49 I turn briefly to consideration of the relevant matters set out in section 14B(4) of the Wrongs Act 1958.
50 As to paragraph (a), the gravity and likelihood of probable injury, given the small gap between passengers’ knees and the front of the carriage or the back of the front seat, I would conclude that a passenger might strike his or her knee against those surfaces. However, I also conclude, in the light of the use of the train by over 700,000 patrons from 1992 to the present, that the risk is a minute one. The ghost train began operating in 1992, and has been used by approximately 34,000 patrons per year. There had never, prior to the proceeding issued by Mrs Dalton, been a complaint of injury at all, by a ghost train passenger. I do not consider that there was a foreseeable risk of injury by reason of the set-up of the seats. If there was such a risk, in the light of absence of complaint of injury by any other passenger in the ghost train’s history, I consider that the probability of its occurrence should be regarded as extremely low.
51 As to paragraph (b), the circumstances of the entry onto the premises, Mrs Dalton rode the ghost train at the invitation of Dracula’s, as did thousands of others regularly, for years before and after she suffered injury.
52 As to paragraph (c), the nature of the premises, since 1992 the ghost train was used as part of the theatre’s operations to transport patrons in small numbers from the bar area of the foyer to the inside of the theatre. The ghost train had been designed for that purpose.
53 As to paragraph (d), the knowledge which the occupier had or ought to have of the likelihood of persons being on the premises, it is clear that Dracula’s Theatre knew that nearly all of its patrons accessed the theatre via the ghost train.
54 As to paragraph (e), Mrs Dalton was neither old and infirm, as would make the exercise of ordinary care by Dracula’s Theatre insufficient to protect her; nor so young as to be incapable of taking reasonable care for her own safety.
55 As to paragraph (f), the ability of the person entering the premises to appreciate “the danger” posed by the state of the premises which it is claimed gave rise to the risk of injury, in this case, the state of the carriage, in particular the surface of the inside of the front of the carriage or the surface of the back of the front seat of the carriage. It was not suggested that Mrs Dalton was unaware of the set up of the carriage in this regard.
56 Finally, neither of the circumstances set out in paragraphs (fa) and (fb) of section 14B(4) were present in this case.
57 I turn to paragraph (g), the expense, difficulty and inconvenience of taking alleviating action. I note that Mr Josevski identified a need to place padding over the steel tubing at the front of the carriage.
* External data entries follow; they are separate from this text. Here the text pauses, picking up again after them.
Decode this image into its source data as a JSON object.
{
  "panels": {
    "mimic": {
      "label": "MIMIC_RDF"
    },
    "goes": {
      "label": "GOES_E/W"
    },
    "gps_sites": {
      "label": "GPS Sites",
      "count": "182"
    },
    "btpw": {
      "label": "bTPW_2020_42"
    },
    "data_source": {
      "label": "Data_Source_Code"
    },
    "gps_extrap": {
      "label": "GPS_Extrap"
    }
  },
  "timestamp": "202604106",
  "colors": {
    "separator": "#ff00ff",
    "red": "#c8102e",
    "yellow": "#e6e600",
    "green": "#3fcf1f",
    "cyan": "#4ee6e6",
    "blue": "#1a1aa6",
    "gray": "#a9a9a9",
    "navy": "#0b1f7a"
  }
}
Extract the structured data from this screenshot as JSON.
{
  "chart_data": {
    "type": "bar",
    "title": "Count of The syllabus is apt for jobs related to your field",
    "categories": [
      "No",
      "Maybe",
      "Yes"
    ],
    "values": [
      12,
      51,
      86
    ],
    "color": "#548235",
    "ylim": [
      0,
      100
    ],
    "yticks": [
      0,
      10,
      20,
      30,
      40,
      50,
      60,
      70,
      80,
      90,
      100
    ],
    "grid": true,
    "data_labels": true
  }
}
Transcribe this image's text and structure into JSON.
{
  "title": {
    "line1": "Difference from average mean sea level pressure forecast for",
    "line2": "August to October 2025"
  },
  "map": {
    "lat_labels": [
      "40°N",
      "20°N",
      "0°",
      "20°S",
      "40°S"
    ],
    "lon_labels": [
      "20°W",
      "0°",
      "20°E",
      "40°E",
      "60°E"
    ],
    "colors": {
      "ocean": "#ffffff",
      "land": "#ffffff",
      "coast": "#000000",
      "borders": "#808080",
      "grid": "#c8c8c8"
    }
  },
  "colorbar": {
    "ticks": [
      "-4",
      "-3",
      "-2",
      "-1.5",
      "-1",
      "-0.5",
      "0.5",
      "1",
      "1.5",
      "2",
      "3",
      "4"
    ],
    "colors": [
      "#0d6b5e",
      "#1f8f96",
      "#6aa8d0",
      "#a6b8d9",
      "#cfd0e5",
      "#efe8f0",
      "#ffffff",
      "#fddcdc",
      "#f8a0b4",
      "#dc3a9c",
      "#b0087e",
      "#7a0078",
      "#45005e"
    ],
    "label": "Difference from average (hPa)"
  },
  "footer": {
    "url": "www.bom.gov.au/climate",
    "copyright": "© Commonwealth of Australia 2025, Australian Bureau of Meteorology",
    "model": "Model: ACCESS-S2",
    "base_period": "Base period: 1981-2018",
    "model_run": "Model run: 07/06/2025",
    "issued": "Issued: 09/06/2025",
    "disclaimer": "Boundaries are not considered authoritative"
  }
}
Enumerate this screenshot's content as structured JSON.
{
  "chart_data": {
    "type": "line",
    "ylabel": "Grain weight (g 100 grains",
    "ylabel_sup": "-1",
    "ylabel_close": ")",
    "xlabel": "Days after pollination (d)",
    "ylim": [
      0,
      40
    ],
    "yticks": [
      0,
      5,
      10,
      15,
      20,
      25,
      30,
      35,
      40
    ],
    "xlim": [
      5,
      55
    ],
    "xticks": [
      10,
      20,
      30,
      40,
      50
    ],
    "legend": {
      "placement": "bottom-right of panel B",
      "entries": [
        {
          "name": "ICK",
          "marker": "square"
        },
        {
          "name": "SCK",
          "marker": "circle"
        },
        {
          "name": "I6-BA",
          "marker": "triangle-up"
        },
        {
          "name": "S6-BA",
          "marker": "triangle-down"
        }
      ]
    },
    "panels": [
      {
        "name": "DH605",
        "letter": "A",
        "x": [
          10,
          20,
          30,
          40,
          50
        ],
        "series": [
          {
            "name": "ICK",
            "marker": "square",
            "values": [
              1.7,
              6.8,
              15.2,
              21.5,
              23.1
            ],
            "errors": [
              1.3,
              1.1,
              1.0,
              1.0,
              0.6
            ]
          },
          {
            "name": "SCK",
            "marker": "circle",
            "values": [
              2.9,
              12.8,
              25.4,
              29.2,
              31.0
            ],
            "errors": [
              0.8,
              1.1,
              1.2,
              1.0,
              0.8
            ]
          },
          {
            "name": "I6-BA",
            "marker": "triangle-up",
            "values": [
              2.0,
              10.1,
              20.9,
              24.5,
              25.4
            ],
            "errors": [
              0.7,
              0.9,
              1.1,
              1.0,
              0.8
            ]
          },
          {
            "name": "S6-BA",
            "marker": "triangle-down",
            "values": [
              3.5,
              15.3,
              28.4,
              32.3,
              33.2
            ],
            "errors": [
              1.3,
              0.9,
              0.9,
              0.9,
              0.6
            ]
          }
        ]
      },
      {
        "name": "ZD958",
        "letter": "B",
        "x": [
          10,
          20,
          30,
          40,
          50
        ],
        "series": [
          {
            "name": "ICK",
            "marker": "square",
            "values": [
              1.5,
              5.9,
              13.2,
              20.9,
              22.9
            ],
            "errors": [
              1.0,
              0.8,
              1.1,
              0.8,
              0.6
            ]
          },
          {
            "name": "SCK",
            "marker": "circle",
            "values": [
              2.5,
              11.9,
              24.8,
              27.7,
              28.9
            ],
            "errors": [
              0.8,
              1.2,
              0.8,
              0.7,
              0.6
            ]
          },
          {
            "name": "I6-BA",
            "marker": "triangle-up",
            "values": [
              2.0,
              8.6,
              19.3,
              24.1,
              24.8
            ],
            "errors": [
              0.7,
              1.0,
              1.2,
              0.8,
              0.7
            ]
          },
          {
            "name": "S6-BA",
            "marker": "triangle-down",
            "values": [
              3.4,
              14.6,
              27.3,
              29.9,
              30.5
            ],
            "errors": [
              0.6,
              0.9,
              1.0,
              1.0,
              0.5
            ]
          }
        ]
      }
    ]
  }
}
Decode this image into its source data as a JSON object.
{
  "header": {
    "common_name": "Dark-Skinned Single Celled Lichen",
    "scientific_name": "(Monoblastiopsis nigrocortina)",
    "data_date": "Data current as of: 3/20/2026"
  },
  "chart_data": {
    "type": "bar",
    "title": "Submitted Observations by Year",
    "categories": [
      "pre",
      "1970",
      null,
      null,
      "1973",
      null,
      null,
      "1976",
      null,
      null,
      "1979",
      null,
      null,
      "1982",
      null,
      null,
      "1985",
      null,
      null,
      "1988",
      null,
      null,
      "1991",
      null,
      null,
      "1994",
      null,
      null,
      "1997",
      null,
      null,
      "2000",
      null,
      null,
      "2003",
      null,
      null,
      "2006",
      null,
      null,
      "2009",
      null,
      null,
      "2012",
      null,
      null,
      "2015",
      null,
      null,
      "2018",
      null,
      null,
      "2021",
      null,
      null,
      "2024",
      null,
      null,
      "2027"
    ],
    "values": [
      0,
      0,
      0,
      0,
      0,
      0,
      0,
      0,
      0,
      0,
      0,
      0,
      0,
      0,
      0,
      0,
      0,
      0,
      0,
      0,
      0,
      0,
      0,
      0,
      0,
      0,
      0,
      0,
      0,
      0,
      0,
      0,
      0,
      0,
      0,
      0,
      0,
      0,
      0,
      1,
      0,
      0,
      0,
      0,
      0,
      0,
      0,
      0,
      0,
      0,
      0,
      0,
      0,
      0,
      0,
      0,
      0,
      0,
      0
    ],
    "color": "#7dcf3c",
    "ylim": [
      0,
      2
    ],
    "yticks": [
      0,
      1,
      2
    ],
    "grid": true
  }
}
However, Mrs Dalton’s evidence was that she did not know whether she sat in the front of the carriage or in the back seat. It is only in the front seat of the carriage that a passenger’s knees would face, at an interval of some inches, exposed steel tubing. In the back seat, a passenger’s knees would, if they moved forward a number of inches, come into contact with a wooden board which covered the steel tubing. In this case, I am unable to make a finding as to what it what was that Mrs Dalton’s left knee struck. There is no evidence before me to suggest that the insertion of padding on the inside front of the carriage would have prevented the injury to her.
58 Given the long history of use of the premises, without (there being evidence of) any complaints of knee injuries or any other injuries by patrons of the ghost train, I am not satisfied that Dracula’s Theatre breached the duty of care which it owed to Mrs Dalton.
59 For this reason, it is unnecessary for me to proceed to determine the question of damages. I also note that Dracula’s Theatre submitted it did not have sufficient material to make full submissions on the question of quantum, particularly Factor “A”. It is therefore not necessary for me to canvass the extensive medical opinions in this regard.
Conclusion
60 I propose to dismiss the VWA’s claim, but to grant the parties liberty to apply in the event that further findings of fact are sought. I reserve the question of costs.